In Portugal, Microsoft announced a USD 10bn investment in an AI data hub in Sines, partnering with Start Campus, Nscale, and NVIDIA on one of the largest AI projects in Europe. The project will deploy 12,600 GPUs and aims to position Portugal as a leading AI hub in Europe, leveraging its green energy initiatives and subsea cable connectivity.
Equities: Global equities extended gains yesterday, led by Europe. Interestingly, the healthcare sector topped the performance tables, rallying more than 2% and clearly outperforming tech, which declined on the day. This kind of rotation, healthcare outperforming tech, on a risk-on day, underscores that the session was not macro-driven, but rather driven by idiosyncratic factors and sector-specific narratives. In Europe, healthcare was the best-performing sector while utilities, the other traditionally defensive sector was the worst performer yesterday. Again, a rather unusual rotation pattern, suggesting that investors are repositioning within defensives rather than chasing cyclicals.

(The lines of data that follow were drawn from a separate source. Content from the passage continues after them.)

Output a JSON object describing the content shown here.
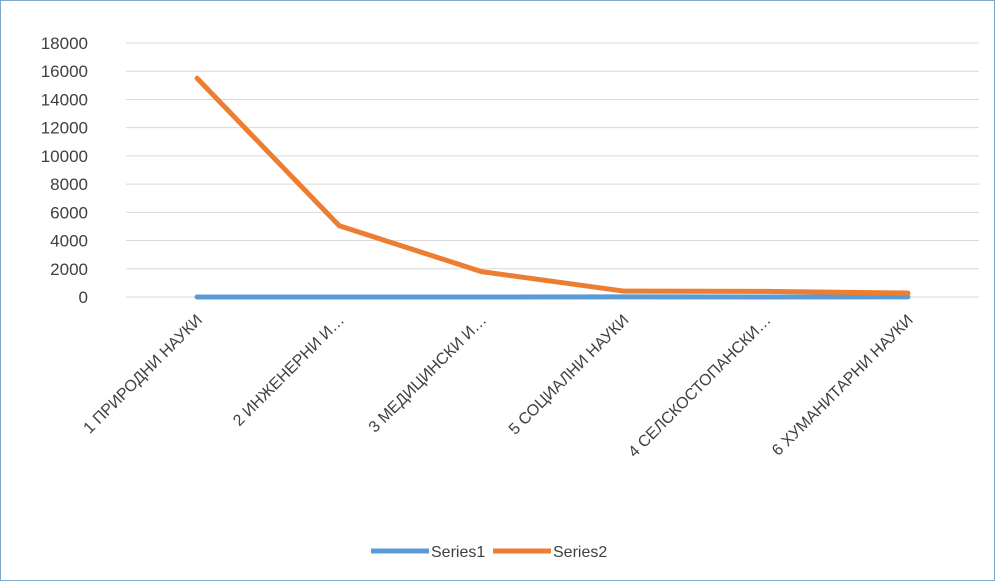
{
  "chart_data": {
    "type": "line",
    "title": "",
    "xlabel": "",
    "ylabel": "",
    "categories": [
      "1 ПРИРОДНИ НАУКИ",
      "2 ИНЖЕНЕРНИ И…",
      "3 МЕДИЦИНСКИ И…",
      "5 СОЦИАЛНИ НАУКИ",
      "4 СЕЛСКОСТОПАНСКИ…",
      "6 ХУМАНИТАРНИ НАУКИ"
    ],
    "ylim": [
      0,
      18000
    ],
    "yticks": [
      0,
      2000,
      4000,
      6000,
      8000,
      10000,
      12000,
      14000,
      16000,
      18000
    ],
    "grid": true,
    "legend_position": "bottom",
    "series": [
      {
        "name": "Series1",
        "color": "#5b9bd5",
        "values": [
          1,
          2,
          3,
          5,
          4,
          6
        ]
      },
      {
        "name": "Series2",
        "color": "#ed7d31",
        "values": [
          15500,
          5050,
          1800,
          420,
          400,
          280
        ]
      }
    ]
  }
}
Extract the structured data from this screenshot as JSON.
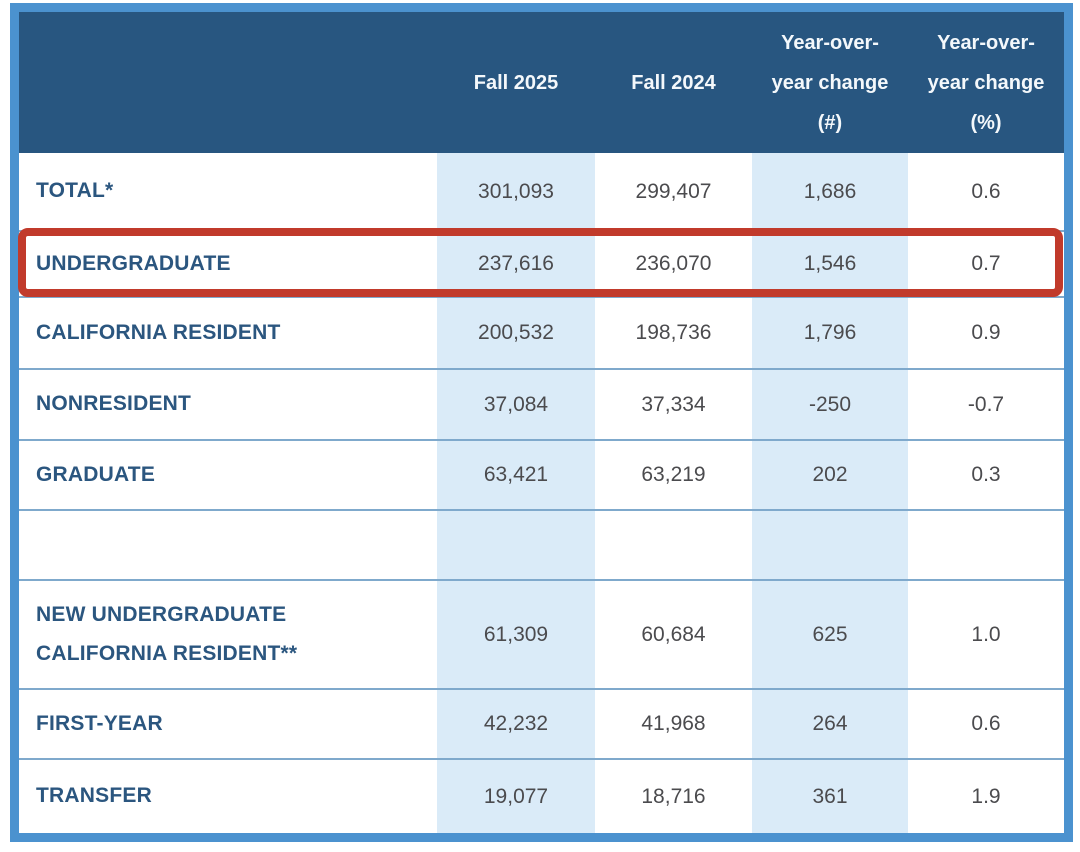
{
  "table": {
    "header": {
      "cols": [
        "Fall 2025",
        "Fall 2024",
        "Year-over-year change (#)",
        "Year-over-year change (%)"
      ]
    },
    "rows": [
      {
        "label": "TOTAL*",
        "values": [
          "301,093",
          "299,407",
          "1,686",
          "0.6"
        ]
      },
      {
        "label": "UNDERGRADUATE",
        "values": [
          "237,616",
          "236,070",
          "1,546",
          "0.7"
        ],
        "highlighted": true
      },
      {
        "label": "CALIFORNIA RESIDENT",
        "values": [
          "200,532",
          "198,736",
          "1,796",
          "0.9"
        ]
      },
      {
        "label": "NONRESIDENT",
        "values": [
          "37,084",
          "37,334",
          "-250",
          "-0.7"
        ]
      },
      {
        "label": "GRADUATE",
        "values": [
          "63,421",
          "63,219",
          "202",
          "0.3"
        ]
      },
      {
        "label": "",
        "values": [
          "",
          "",
          "",
          ""
        ]
      },
      {
        "label": "NEW UNDERGRADUATE CALIFORNIA RESIDENT**",
        "values": [
          "61,309",
          "60,684",
          "625",
          "1.0"
        ]
      },
      {
        "label": "FIRST-YEAR",
        "values": [
          "42,232",
          "41,968",
          "264",
          "0.6"
        ]
      },
      {
        "label": "TRANSFER",
        "values": [
          "19,077",
          "18,716",
          "361",
          "1.9"
        ]
      }
    ]
  },
  "colors": {
    "frame_border": "#4B92CF",
    "header_bg": "#285680",
    "header_text": "#F4F8FB",
    "column_stripe": "#DAEBF8",
    "row_divider": "#7FA9CC",
    "label_text": "#2B567F",
    "number_text": "#4B4B4E",
    "highlight_red": "#C13A2B"
  },
  "chart_data": {
    "type": "table",
    "columns": [
      "",
      "Fall 2025",
      "Fall 2024",
      "Year-over-year change (#)",
      "Year-over-year change (%)"
    ],
    "rows": [
      [
        "TOTAL*",
        301093,
        299407,
        1686,
        0.6
      ],
      [
        "UNDERGRADUATE",
        237616,
        236070,
        1546,
        0.7
      ],
      [
        "CALIFORNIA RESIDENT",
        200532,
        198736,
        1796,
        0.9
      ],
      [
        "NONRESIDENT",
        37084,
        37334,
        -250,
        -0.7
      ],
      [
        "GRADUATE",
        63421,
        63219,
        202,
        0.3
      ],
      [
        "NEW UNDERGRADUATE CALIFORNIA RESIDENT**",
        61309,
        60684,
        625,
        1.0
      ],
      [
        "FIRST-YEAR",
        42232,
        41968,
        264,
        0.6
      ],
      [
        "TRANSFER",
        19077,
        18716,
        361,
        1.9
      ]
    ],
    "highlighted_row": "UNDERGRADUATE",
    "layout": {
      "striped_columns": [
        "Fall 2025",
        "Year-over-year change (#)"
      ],
      "header_style": "dark-blue solid",
      "gridlines": "horizontal only"
    }
  }
}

Macro data came in on the soft side, meaning that the equity rally was not fundamentally supported by yesterday's data flow. In the US yesterday, Dow +1.2%, S&P 500 +0.2%, Nasdaq -0.3% and Russell 2000 +0.1%. The S&P 500 and Nasdaq declined as concerns over elevated technology valuations weighed on sentiment. Nvidia fell 3.0% after SoftBank offloaded USD 5.83bn worth of shares, while CoreWeave dropped 16.3% following a cut to its revenue forecast. AI-related stocks remained volatile, dragging the tech-heavy Nasdaq down 0.3%, while gains in health and energy stocks helped the Dow rise 1.2%.
Asian markets are trading higher this morning, with US and European futures also in positive territory. Notably, US tech futures are showing some early signs of recovery after yesterday's underperformance.
FI and FX: The primary development over the last 24 hours has been the drop in US and UK yields following weaker-than-expected labour market data and (UK) wage figures. The 10Y US Treasury yield is now back below the 410bp level while swaps curves have flattened driven by the long end. In FX markets intraday moves were limited albeit with a slight unusual outperformance-combination of Scandies and CHF while the JPY and GBP underperformed. EUR/USD rose during yesterday's session towards 1.1600 but has fallen towards 1.1575 overnight.